When you really stop, though, and think about your life, you might be surprised by how much you really have to be thankful for. This realization is what will help bring consistent joy into your life. When you practice gratitude, your biochemistry will shift to one of joy.
One simple practice that you can incorporate into your daily life to help cultivate appreciation and gratitude is by taking the time to write five things for which you are grateful for each day.

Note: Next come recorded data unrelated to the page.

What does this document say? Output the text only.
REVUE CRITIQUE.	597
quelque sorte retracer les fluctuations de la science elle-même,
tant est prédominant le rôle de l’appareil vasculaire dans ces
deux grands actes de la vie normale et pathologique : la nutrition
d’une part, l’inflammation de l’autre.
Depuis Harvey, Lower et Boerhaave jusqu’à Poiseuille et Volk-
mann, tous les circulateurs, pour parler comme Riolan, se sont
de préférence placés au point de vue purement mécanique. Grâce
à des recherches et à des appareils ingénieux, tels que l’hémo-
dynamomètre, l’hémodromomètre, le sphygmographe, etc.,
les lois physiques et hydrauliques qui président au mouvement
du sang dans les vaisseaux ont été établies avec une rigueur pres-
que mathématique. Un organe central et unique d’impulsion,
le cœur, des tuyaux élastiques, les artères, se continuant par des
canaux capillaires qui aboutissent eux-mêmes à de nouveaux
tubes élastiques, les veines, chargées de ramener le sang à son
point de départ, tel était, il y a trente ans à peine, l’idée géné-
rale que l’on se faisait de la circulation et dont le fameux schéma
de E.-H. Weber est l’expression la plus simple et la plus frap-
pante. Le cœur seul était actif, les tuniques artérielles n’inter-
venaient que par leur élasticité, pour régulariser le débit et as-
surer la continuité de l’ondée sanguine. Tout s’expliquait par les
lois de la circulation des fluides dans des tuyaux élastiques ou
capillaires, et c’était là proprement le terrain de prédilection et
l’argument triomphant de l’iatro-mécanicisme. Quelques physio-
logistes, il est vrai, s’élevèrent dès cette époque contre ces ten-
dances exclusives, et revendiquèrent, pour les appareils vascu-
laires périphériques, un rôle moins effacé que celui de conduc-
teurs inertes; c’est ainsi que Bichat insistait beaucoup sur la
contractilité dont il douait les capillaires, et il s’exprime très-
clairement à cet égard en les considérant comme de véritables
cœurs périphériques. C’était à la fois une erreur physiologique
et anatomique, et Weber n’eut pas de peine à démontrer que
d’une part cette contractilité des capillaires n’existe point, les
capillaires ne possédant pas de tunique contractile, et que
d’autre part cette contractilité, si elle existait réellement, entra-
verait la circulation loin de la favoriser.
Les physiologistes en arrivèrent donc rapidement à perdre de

This practice should take no more than a few minutes but will produce long-lasting and joyous results.
Hana Matt, a teacher of the neuroscience of joy and world religions, discusses the results of a study on the practice of gratitude (hundreds of such studies have been completed in the past twenty years).
To summarize, those who made it a daily habit to write down five things in which they are grateful for, experienced the following results.
- They experienced far fewer symptoms of physical illness and complaints of discomfort. They also suffered less stress and depression.
- They rated far more favorably their life as a whole, reported better well-being appraisals, and more optimism concerning the upcoming week.
- They took better care of themselves with a good diet and a lot more exercise than the other group who did not partake in this daily writing practice.
- Their sleep quality was better and deeper.
- They had higher ratings of sustained happiness.
- They were more likely to help someone with a problem or give emotional support to others.
- They felt more connected to others and less isolated.
- They had more positive emotions. They experienced more energy, attentiveness, determination, enthusiasm, strength, excitement, alertness, and calmness. They were also more forgiving, hopeful, active, and interested.
- They had reductions in negatives feelings. They had less irritability, distress, shame, guilt, and fear. They felt less tired, upset, and nervous.
- They were more likely, compared to the nonparticipating group, to have made progress toward important personal goals.
Parker Wellness encourages you to take a few moments out of your day and try this practice.
Doing so will become an integral part of cultivating consistent joy in your life.
So, what are you thankful for today?
We are thankful for you, thankful for the smile you share with us!